Game of Thrones : A Telltale Games Series : Le Nord se souvient, sauf de ce jeu
Ah, twins. Like the queen and her brother. Well, hopefully not JUST like the queen and her brother.
I. Le Red Wedding en hors-d’œuvre : bienvenue chez les pauvres
Telltale’s Game of Thrones ne commence pas : il vous étrangle. Tandis que le banquet tourne au charnier, vous êtes jeté dans le tumulte de Westeros comme un nourrisson dans une joute sans tutrice, sans tétine, et surtout sans glossaire. Ce n’est pas une introduction, c’est un piège. Un sudoku incestueux à base d’arbres généalogiques pourris, de drapeaux en peau humaine, et de noms propres défilant plus vite que la libido de Bronn en foire aux orphelines.
Ici, point de pédagogie : le jeu vous suppose fanatique. Il faut tout connaître les Whitehill (sorte de Lannister ruraux), les Forrester (Stark du déstockage), les Bolton (pourriture certifiée) et la hiérarchie implicite des regards à la Cour. Vous ne savez pas qui tue, baise ou manipule qui ? Retournez jouer à Candy Crush, infâme touriste.
II. Quintette tragique en sol mineur : cinq visages pour une gifle collective
Cinq personnages, comme cinq voix hurlant dans une crypte. Vous les incarnez tous, et pourtant vous ne serez jamais eux. Car dans ce théâtre d’ombres, tout est illusion. Le gameplay reste du Telltale pur jus : trois dialogues, deux choix moraux et un QTE pour tuer votre oncle à la fourchette.
Gared Tuttle, écuyer déporté au Mur, candide en terrain glacial, mélange de Jon Snow et d’un poisson pané.
Ethan, lord prépubère aux décisions molles, digne d’un épisode de L’École des Fans moyenâgeux.
Rodrik, ressuscité manchot plus raide qu’un enterrement de Ned Stark, parfait pour s’engueuler sur fond de ruines fumantes.
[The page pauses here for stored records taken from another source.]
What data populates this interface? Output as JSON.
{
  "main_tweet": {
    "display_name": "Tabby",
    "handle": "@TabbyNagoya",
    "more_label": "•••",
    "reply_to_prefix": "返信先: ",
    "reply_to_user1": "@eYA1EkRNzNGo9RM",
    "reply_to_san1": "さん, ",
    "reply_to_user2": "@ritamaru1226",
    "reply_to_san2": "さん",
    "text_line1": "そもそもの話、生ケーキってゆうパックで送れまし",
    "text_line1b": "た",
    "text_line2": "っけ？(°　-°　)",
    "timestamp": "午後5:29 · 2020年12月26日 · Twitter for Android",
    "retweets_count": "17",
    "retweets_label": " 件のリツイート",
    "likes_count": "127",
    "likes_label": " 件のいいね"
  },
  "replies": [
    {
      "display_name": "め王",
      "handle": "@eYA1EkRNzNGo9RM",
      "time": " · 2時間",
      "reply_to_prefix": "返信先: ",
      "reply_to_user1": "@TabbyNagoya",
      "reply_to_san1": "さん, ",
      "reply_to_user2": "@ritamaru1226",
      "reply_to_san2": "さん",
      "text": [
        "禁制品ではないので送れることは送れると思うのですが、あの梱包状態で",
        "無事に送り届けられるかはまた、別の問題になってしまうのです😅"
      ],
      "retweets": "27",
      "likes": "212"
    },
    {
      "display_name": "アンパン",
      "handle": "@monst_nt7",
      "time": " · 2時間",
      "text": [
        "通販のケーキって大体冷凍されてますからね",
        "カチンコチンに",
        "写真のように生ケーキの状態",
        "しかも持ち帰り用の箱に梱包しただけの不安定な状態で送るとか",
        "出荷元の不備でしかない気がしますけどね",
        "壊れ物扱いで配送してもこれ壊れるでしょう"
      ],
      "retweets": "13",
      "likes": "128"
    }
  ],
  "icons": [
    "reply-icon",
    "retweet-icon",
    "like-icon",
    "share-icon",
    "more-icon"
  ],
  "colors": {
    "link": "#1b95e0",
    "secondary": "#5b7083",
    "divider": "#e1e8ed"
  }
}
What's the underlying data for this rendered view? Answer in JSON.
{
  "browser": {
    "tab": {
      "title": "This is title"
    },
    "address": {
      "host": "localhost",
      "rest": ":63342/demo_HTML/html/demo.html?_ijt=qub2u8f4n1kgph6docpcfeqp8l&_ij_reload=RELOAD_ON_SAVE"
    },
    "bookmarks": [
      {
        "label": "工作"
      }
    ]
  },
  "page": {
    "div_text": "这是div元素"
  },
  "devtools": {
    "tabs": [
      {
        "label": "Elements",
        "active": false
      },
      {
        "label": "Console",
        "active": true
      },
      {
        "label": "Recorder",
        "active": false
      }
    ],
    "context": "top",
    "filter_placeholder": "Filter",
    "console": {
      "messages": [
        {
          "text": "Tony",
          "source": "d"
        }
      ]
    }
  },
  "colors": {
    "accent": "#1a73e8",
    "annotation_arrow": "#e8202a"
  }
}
Mira, camériste ambitieuse jouant au poker avec Cersei, sans cartes, ni jetons, ni cul.
Asher, exilé à Essos avec la sublime Beskha, seule invention notable du jeu, brutale amazone bisexuelle, sorte de Brienne qui aurait lu Sade en boucle.
Les secondaires ? Cersei, Margaery, Tyrion, Jon Snow, Ramsay, Daenerys, tous présents, tous animés à la truelle. Les acteurs reprennent leurs rôles avec l’enthousiasme d’un stagiaire chez Funéraire Service. Seul Ramsay Bolton perce l’écran, comme un pétard dans une chapelle : sadique, malsain, orgasmique de cruauté. Le reste ? Tyrion sur pilote automatique, Daenerys la sainte-nymphe tétonlogiquement correcte, daigne à peine exhiber ses dragons et surtout pas ses seins, ce qui pour un jeu GoT, frôle la rupture de contrat moral, Margaery, toujours aussi inutile mais plus pixelisée. Enfin, Jon Snow semble avoir oublié son texte.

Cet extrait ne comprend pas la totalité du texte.